Sytuacja pogarsza się z dnia na dzień. Dryfujemy, poszukując winnych kryzysu, zamiast wziąć się do roboty — mówi szef BZ WBK.

Sytuacja pogarsza się z dnia na dzień. Dryfujemy, poszukując winnych kryzysu, zamiast wziąć się do roboty — mówi szef BZ WBK.

Kto pamięta jeszcze rządowy pakiet antykryzysowy? Był taki, a w zasadzie jest. Rząd obiecał, że wpompuje do gospodarki 90 mld zł. Na razie nigdzie tych pieniędzy nie widać.

— Nie jest ważne, ile rząd da.
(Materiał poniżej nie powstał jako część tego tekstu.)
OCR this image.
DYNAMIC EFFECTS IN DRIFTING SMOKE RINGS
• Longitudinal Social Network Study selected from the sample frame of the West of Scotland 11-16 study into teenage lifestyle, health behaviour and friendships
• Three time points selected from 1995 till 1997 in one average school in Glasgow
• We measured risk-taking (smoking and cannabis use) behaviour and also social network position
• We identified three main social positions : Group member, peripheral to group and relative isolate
Ważne, by pakiet był drożny, elastyczny i wdrażany. Został ustalony w końcu listopada. Czy jakaś firma dostała gwarancje? Nie, bo ich nie ma — mówi Mateusz Morawiecki, prezes BZ WBK, który podczas Forum Bankowego recenzował proponowane działania rządowe.
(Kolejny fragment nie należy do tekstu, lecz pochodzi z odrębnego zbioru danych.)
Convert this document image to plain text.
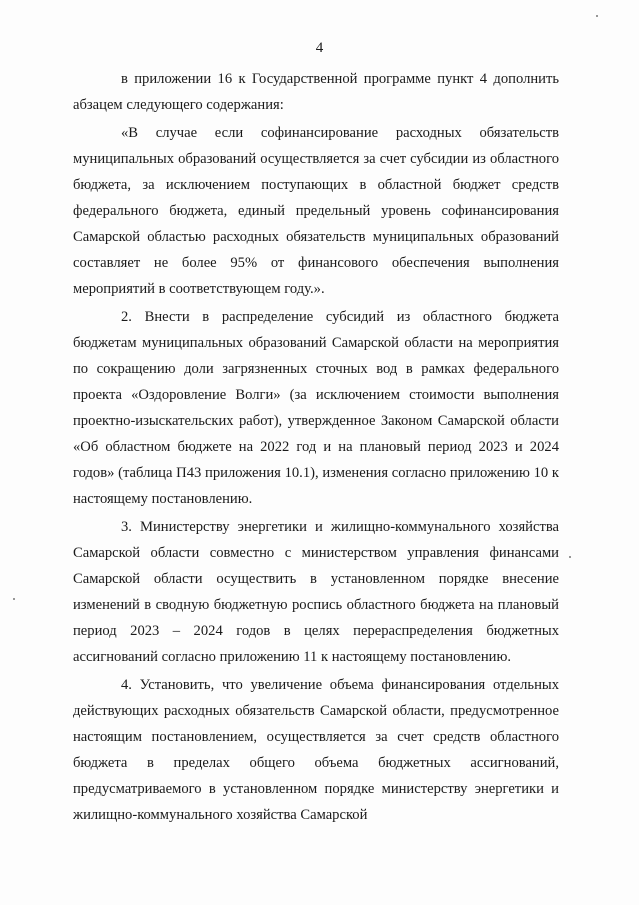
4

в приложении 16 к Государственной программе пункт 4 дополнить абзацем следующего содержания:

«В случае если софинансирование расходных обязательств муниципальных образований осуществляется за счет субсидии из областного бюджета, за исключением поступающих в областной бюджет средств федерального бюджета, единый предельный уровень софинансирования Самарской областью расходных обязательств муниципальных образований составляет не более 95% от финансового обеспечения выполнения мероприятий в соответствующем году.».

2. Внести в распределение субсидий из областного бюджета бюджетам муниципальных образований Самарской области на мероприятия по сокращению доли загрязненных сточных вод в рамках федерального проекта «Оздоровление Волги» (за исключением стоимости выполнения проектно-изыскательских работ), утвержденное Законом Самарской области «Об областном бюджете на 2022 год и на плановый период 2023 и 2024 годов» (таблица П43 приложения 10.1), изменения согласно приложению 10 к настоящему постановлению.

3. Министерству энергетики и жилищно-коммунального хозяйства Самарской области совместно с министерством управления финансами Самарской области осуществить в установленном порядке внесение изменений в сводную бюджетную роспись областного бюджета на плановый период 2023 – 2024 годов в целях перераспределения бюджетных ассигнований согласно приложению 11 к настоящему постановлению.

4. Установить, что увеличение объема финансирования отдельных действующих расходных обязательств Самарской области, предусмотренное настоящим постановлением, осуществляется за счет средств областного бюджета в пределах общего объема бюджетных ассигнований, предусматриваемого в установленном порядке министерству энергетики и жилищно-коммунального хозяйства Самарской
Za najpilniejsze uważa udzielenie gwarancji i poręczeń kredytowych. Bez nich nie ma szans na pobudzenie akcji kredytowej i zdaniem prezesa Morawieckiego, "spłaszczenie krzywej opadania w kierunku dna kryzysu".

— To, co obserwujemy dzisiaj, to zaledwie początek tego, co nas może czekać. Dlatego konieczne są nadzwyczajne działania w nadzwyczajnych czasach — mówi szef BZ WBK.
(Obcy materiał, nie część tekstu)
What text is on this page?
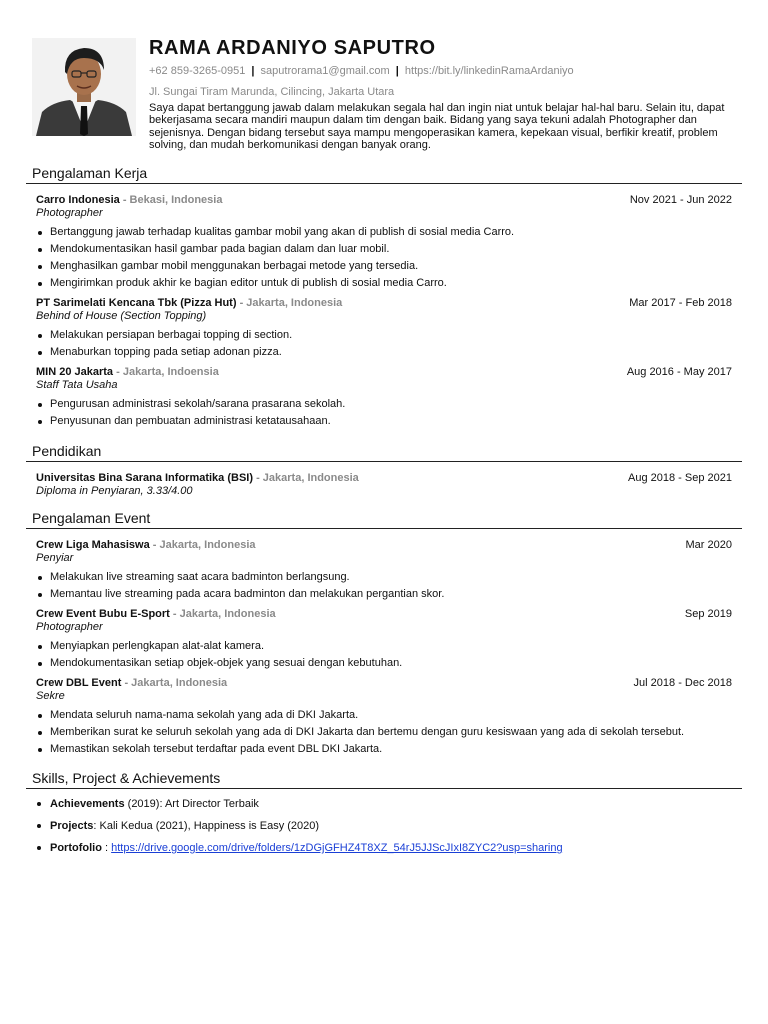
RAMA ARDANIYO SAPUTRO
+62 859-3265-0951 | saputrorama1@gmail.com | https://bit.ly/linkedinRamaArdaniyo
Jl. Sungai Tiram Marunda, Cilincing, Jakarta Utara
Saya dapat bertanggung jawab dalam melakukan segala hal dan ingin niat untuk belajar hal-hal baru. Selain itu, dapat bekerjasama secara mandiri maupun dalam tim dengan baik. Bidang yang saya tekuni adalah Photographer dan sejenisnya. Dengan bidang tersebut saya mampu mengoperasikan kamera, kepekaan visual, berfikir kreatif, problem solving, dan mudah berkomunikasi dengan banyak orang.
Pengalaman Kerja
Carro Indonesia - Bekasi, Indonesia	Nov 2021 - Jun 2022
Photographer
Bertanggung jawab terhadap kualitas gambar mobil yang akan di publish di sosial media Carro.
Mendokumentasikan hasil gambar pada bagian dalam dan luar mobil.
Menghasilkan gambar mobil menggunakan berbagai metode yang tersedia.
Mengirimkan produk akhir ke bagian editor untuk di publish di sosial media Carro.
PT Sarimelati Kencana Tbk (Pizza Hut) - Jakarta, Indonesia	Mar 2017 - Feb 2018
Behind of House (Section Topping)
Melakukan persiapan berbagai topping di section.
Menaburkan topping pada setiap adonan pizza.
MIN 20 Jakarta - Jakarta, Indoensia	Aug 2016 - May 2017
Staff Tata Usaha
Pengurusan administrasi sekolah/sarana prasarana sekolah.
Penyusunan dan pembuatan administrasi ketatausahaan.
Pendidikan
Universitas Bina Sarana Informatika (BSI) - Jakarta, Indonesia	Aug 2018 - Sep 2021
Diploma in Penyiaran, 3.33/4.00
Pengalaman Event
Crew Liga Mahasiswa - Jakarta, Indonesia	Mar 2020
Penyiar
Melakukan live streaming saat acara badminton berlangsung.
Memantau live streaming pada acara badminton dan melakukan pergantian skor.
Crew Event Bubu E-Sport - Jakarta, Indonesia	Sep 2019
Photographer
Menyiapkan perlengkapan alat-alat kamera.
Mendokumentasikan setiap objek-objek yang sesuai dengan kebutuhan.
Crew DBL Event - Jakarta, Indonesia	Jul 2018 - Dec 2018
Sekre
Mendata seluruh nama-nama sekolah yang ada di DKI Jakarta.
Memberikan surat ke seluruh sekolah yang ada di DKI Jakarta dan bertemu dengan guru kesiswaan yang ada di sekolah tersebut.
Memastikan sekolah tersebut terdaftar pada event DBL DKI Jakarta.
Skills, Project & Achievements
Achievements (2019): Art Director Terbaik
Projects: Kali Kedua (2021), Happiness is Easy (2020)
Portofolio : https://drive.google.com/drive/folders/1zDGjGFHZ4T8XZ_54rJ5JJScJIxI8ZYC2?usp=sharing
Prezes wyjaśnia, że obecnie nie ma już problemu braku zaufania między bankami czy braku płynności. Problemem jest spadek akcji kredytowej. Chodzi o zwykły kredyt obrotowy. Tymczasem w rządowym pakiecie sporo mówi się o kredytach inwestycyjnych.

— Dzisiaj kluczowym problemem jest kredyt obrotowy. Zróbmy wszystko, żeby powstały gwarancje dla przedsiębiorstw — zachęca Mateusz Morawiecki.

Innym ważnym instrumentem łagodzenia skutków kryzysu są pieniądze z unijnej kasy.

— Fundusze strukturalne są czymś w rodzaju szalupy, którą możemy oczywiście zatopić. Jako Polacy jesteśmy nawet w tym dobrzy — mówi Mateusz Morawiecki.